WASHINGTON, D.C. (BRAIN)—The League of American Bicyclists announced the latest round of Bicycle Friendly Community (BFC) designations to kick off May as National Bike Month.
This was one of the strongest groups of applicants the League has seen with a lot of solid projects and programs from communities all across the country—from 1,200 people in Sisters, Oregon, to more than 8 million in New York City. Twenty-one communities received awards, out of 45 new applicants. Minneapolis earned a gold-level award, the highest award of this round.
"We are thrilled to see Minneapolis reach a gold-level Bicycle Friendly Community designation," said Bill Nesper, director of the League's Bicycle Friendly America Program. "The city's great investments in bike lanes, bicycling safety education, and encouragement programs have paid off for its residents. In fact, communities across the country are now looking at Minneapolis as a model."

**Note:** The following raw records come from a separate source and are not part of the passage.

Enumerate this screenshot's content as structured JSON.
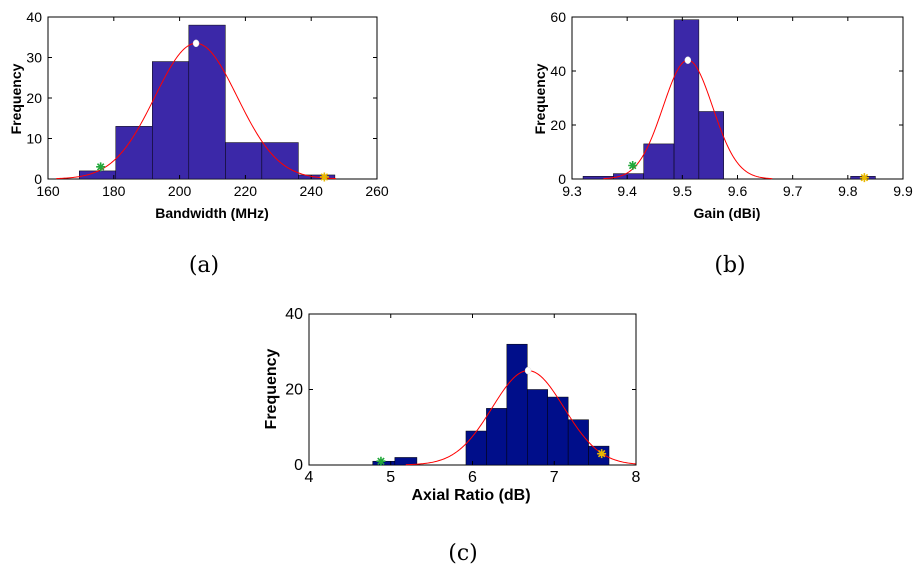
{
  "chart_data": [
    {
      "type": "bar",
      "panel": "a",
      "caption": "(a)",
      "xlabel": "Bandwidth (MHz)",
      "ylabel": "Frequency",
      "xlim": [
        160,
        260
      ],
      "ylim": [
        0,
        40
      ],
      "xticks": [
        160,
        180,
        200,
        220,
        240,
        260
      ],
      "yticks": [
        0,
        10,
        20,
        30,
        40
      ],
      "bin_edges": [
        169.5,
        180.6,
        191.7,
        202.8,
        213.9,
        225.0,
        236.1,
        247.2
      ],
      "values": [
        2,
        13,
        29,
        38,
        9,
        9,
        1
      ],
      "bar_color": "#3b28a8",
      "fit_curve": {
        "mean": 205.0,
        "sigma": 12.5,
        "peak": 33.5,
        "color": "#ff0000"
      },
      "markers": [
        {
          "x": 176.0,
          "y": 3,
          "shape": "star",
          "color": "#22a83a"
        },
        {
          "x": 205.0,
          "y": 33.5,
          "shape": "dot",
          "color": "#ffffff"
        },
        {
          "x": 244.0,
          "y": 0.5,
          "shape": "star",
          "color": "#e8b800"
        }
      ]
    },
    {
      "type": "bar",
      "panel": "b",
      "caption": "(b)",
      "xlabel": "Gain (dBi)",
      "ylabel": "Frequency",
      "xlim": [
        9.3,
        9.9
      ],
      "ylim": [
        0,
        60
      ],
      "xticks": [
        9.3,
        9.4,
        9.5,
        9.6,
        9.7,
        9.8,
        9.9
      ],
      "yticks": [
        0,
        20,
        40,
        60
      ],
      "bins": [
        {
          "from": 9.32,
          "to": 9.375,
          "value": 1
        },
        {
          "from": 9.375,
          "to": 9.43,
          "value": 2
        },
        {
          "from": 9.43,
          "to": 9.485,
          "value": 13
        },
        {
          "from": 9.485,
          "to": 9.53,
          "value": 59
        },
        {
          "from": 9.53,
          "to": 9.575,
          "value": 25
        },
        {
          "from": 9.805,
          "to": 9.85,
          "value": 1
        }
      ],
      "bar_color": "#3b28a8",
      "fit_curve": {
        "mean": 9.51,
        "sigma": 0.045,
        "peak": 44,
        "color": "#ff0000"
      },
      "markers": [
        {
          "x": 9.41,
          "y": 5,
          "shape": "star",
          "color": "#22a83a"
        },
        {
          "x": 9.51,
          "y": 44,
          "shape": "dot",
          "color": "#ffffff"
        },
        {
          "x": 9.83,
          "y": 0.5,
          "shape": "star",
          "color": "#e8b800"
        }
      ]
    },
    {
      "type": "bar",
      "panel": "c",
      "caption": "(c)",
      "xlabel": "Axial Ratio (dB)",
      "ylabel": "Frequency",
      "xlim": [
        4,
        8
      ],
      "ylim": [
        0,
        40
      ],
      "xticks": [
        4,
        5,
        6,
        7,
        8
      ],
      "yticks": [
        0,
        20,
        40
      ],
      "bins": [
        {
          "from": 4.78,
          "to": 5.05,
          "value": 1
        },
        {
          "from": 5.05,
          "to": 5.32,
          "value": 2
        },
        {
          "from": 5.92,
          "to": 6.17,
          "value": 9
        },
        {
          "from": 6.17,
          "to": 6.42,
          "value": 15
        },
        {
          "from": 6.42,
          "to": 6.67,
          "value": 32
        },
        {
          "from": 6.67,
          "to": 6.92,
          "value": 20
        },
        {
          "from": 6.92,
          "to": 7.17,
          "value": 18
        },
        {
          "from": 7.17,
          "to": 7.42,
          "value": 12
        },
        {
          "from": 7.42,
          "to": 7.67,
          "value": 5
        }
      ],
      "bar_color": "#000e8a",
      "fit_curve": {
        "mean": 6.68,
        "sigma": 0.44,
        "peak": 25,
        "color": "#ff0000"
      },
      "markers": [
        {
          "x": 4.88,
          "y": 1,
          "shape": "star",
          "color": "#22a83a"
        },
        {
          "x": 6.68,
          "y": 25,
          "shape": "dot",
          "color": "#ffffff"
        },
        {
          "x": 7.58,
          "y": 3,
          "shape": "star",
          "color": "#e8b800"
        }
      ]
    }
  ]
}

Under the leadership of Mayor R.T. Rybak, Minneapolis was first designated as silver-level BFC in May 2008. "We've made a deliberate effort to be one of the nation's top bicycling cities, and those investments mean we have more and more ways for people to commute and experience the city on two wheels," said Mayor Rybak. Thanks to the city's efforts, Minneapolis has doubled its number of bicycle commuters over the last nine years, placing it behind only Portland, Oregon, among the largest cities in the U.S.—no small feat for a city with a notoriously harsh winter.
To date the Eastern United states has had very few silver-level Bicycle Friendly Communities and no gold-level BFCs. That's beginning to change. The League of American Bicyclists gave Boston, New York City, and Washington, D.C. silver-BFC designations. The cities are now competing to be the first to earn gold.
Since Mayor Thomas Menino launched Boston Bikes in 2007, the city has added 38 miles of facilities and has seen a spike in bicycle ridership. Bicycle commuting grew by 125 percent between 2005 and 2009—and is at a level four times the national average. In 2010 alone, Boston installed 20 miles of bike lanes, incorporating numerous best-practices like cycle-tracks, bike boxes, colored bike lanes, buffered bike lanes, and special treatments over trolley tracks and at high-crash intersections. With 29 pre-existing miles of multi-use paths, the network now totals nearly 67 miles. All this helped Boston earn silver in its very first BFC application.
New York City has long been known for innovation and it is now applying that spirit to promoting bicycling. Under the Commissioner of the New York City Department of Transportation, Janette Sadik-Khan, the city has made great strides since their 2004 honorable mention and 2007 bronze award.
"Moving the needle on bicycling in a city the size of New York City is nothing short of remarkable, and the city is one of the very few that has jumped two award levels," said Andy Clarke, president of the League of American Bicyclists. "With the imminent arrival of bike sharing and the continued expansion of the bikeway network, Gold is not far away."
New York City developed an in-depth crash analysis, distributed 45,000 copies of the BikeSmart Guide to Cycling, and built an unprecedented amount of new and innovative bicycle facilities. In 2010, the NYCDOT installed more than 50 miles of bike infrastructure citywide, including protected on-street bicycle paths on First and Second Avenues, Columbus Avenue and Prospect Park West. The city has a nation-leading 500 miles of bike lanes.
Washington, D.C. first received a Bronze BFC award in 2004. Over the last seven years, it unveiled several signature projects including buffered bike lanes on Pennsylvania Avenue connecting the White House and the Capitol Building, a world-class bike parking facility, Bikestation, and the largest public bike sharing system in the country. These major projects are supported by an extensive bicycling education and encouragement program for children and adults. Washington now has the highest share of bicycle commuters of any major city on the East Coast.
To date, the League of American Bicyclists has received 452 applications and designated 179 Bicycle Friendly Communities in 44 states. The BFC program recognizes communities that promote bicycling and provides technical assistance in the form of a roadmap to help cities build great communities for bicycling. The League has identified projects, policies, programs and plans that most effectively improve cycling conditions and make up the foundation of a bicycle-friendly community. All of these bicycle-friendly elements are clearly described in the League's Bicycle Friendly America: The Blueprint. Communities are using these building blocks. Standout communities that moved from previous BFC Honorable Mentions to an award-level this round include: Des Moines, Iowa; Harrisonburg, VA; Hilton Head Island, S.C.; Las Cruces, N.M.; Norman, OK; Northampton, Mass., and Tybee Island, GA.